Calixto Beito’s production has been influenced by gangster films. Quentin Tarantino and Martin Scorsese’s brass knuckled realism is on display and Carmen—tied up, held at knife point, and slapped at various points of the show—feels the brunt of it. It could be feminist commentary or it could be an aesthetic choice, but it feels eerily real and distressing.

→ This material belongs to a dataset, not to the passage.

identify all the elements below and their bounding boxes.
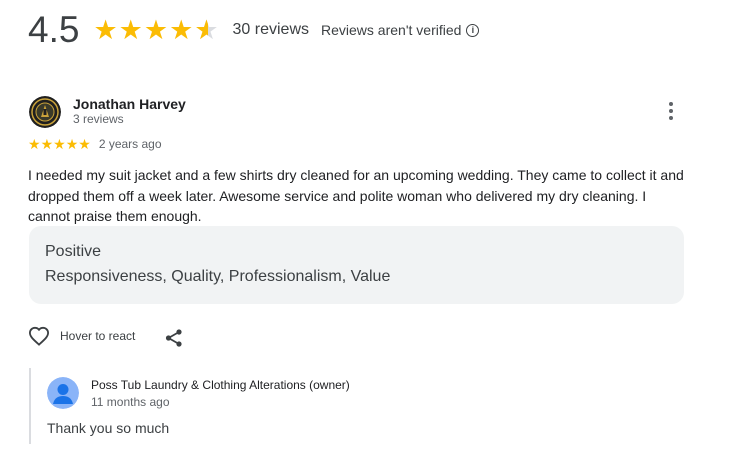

The set pieces are minimal, which makes the opening scenes colorless with all the men in uniform. I disliked the direction intensely until we see a young girl, played by Lily Waters, striking out on stage by herself to perform a dance for her doll. Every character after that feels more brightly dressed and, suddenly, more colorfully drawn. Though this girl is revealed to be the daughter of Mercédès, she also seems to be a sort of insight into Carmen’s background. She’s a girl born into a poverty and violence with no real opportunities but a desire to have fun. But here, even just that desire needs to be punished.